08 luglio 2016

Hema e le altre

 

di

Hema Upadhyay era un’artista indiana che era riuscita a farsi apprezzare fuori dal suo Paese. Aveva esposto molto all’estero e anche da noi, alla galleria Studio La Citta di Verona e poi all’HangarBicocca e al Macro, nel 2009, dove aveva presentato una potente installazione, una montagna di piccole casette, ricavate da latta di risulta e fatte a mano da lei, una ad una. E poi nel 2015 aveva esposto alla Biennale di Venezia.    
Era una donna solare, Hema e, come si usa dire, affermata. Una che ce l’aveva fatta, riscattando le origini di figlia di migranti dal Pakistan. 
Forse questa cosa non era andata giù a suo marito, Chintan Upadhyay, anche lui artista, ma di minore successo, al momento ancora in carcere con l’accusa di averla uccisa e in attesa di processo. Forse la sua storia ricorda, anche se non le somiglia, la fine tragica di Ana Mendieta, volata chissà come dalla finestra di casa sua da un grattacielo di Manhattan, con il marito, anche lui artista, Carl Andre, in casa e che, quando fu ritrovato il cadavere di Ana, aveva segni di colluttazione sul corpo.

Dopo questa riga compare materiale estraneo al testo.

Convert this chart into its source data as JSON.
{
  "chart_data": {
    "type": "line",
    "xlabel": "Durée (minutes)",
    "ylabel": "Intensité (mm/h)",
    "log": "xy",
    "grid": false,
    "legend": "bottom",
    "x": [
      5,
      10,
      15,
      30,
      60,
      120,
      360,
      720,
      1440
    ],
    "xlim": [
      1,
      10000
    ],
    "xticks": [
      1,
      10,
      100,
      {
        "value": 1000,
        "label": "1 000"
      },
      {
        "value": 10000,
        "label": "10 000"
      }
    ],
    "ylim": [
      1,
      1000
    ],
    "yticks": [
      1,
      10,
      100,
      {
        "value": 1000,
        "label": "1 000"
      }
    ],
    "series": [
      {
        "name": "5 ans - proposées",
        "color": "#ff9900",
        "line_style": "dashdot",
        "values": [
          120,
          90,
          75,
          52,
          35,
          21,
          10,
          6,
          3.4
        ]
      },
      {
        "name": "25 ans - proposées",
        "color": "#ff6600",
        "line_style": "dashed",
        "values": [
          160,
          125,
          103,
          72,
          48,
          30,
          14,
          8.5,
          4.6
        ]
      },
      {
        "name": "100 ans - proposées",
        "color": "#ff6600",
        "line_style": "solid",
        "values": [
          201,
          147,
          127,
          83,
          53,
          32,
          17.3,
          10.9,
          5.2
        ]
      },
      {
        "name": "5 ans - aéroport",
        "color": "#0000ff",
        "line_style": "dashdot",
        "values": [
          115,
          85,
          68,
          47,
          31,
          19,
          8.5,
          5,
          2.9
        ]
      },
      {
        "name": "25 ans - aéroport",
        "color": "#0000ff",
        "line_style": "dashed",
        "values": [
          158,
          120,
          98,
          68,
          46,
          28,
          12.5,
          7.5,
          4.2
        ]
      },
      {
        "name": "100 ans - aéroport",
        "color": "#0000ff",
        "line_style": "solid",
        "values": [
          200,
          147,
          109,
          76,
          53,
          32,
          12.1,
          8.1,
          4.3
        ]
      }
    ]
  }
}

Forse la storia di Hema somiglia troppo a quella di altre donne che da un giorno all’altro finiscono ammazzate, fatte anche a pezzi, come è successo a lei l’11 dicembre scorso, e gettate in un canale, come è successo a molte donne.
Per non abbassare la guardia e per non dimenticare Hema, ieri il Macro di Roma le ha dedicato una serata.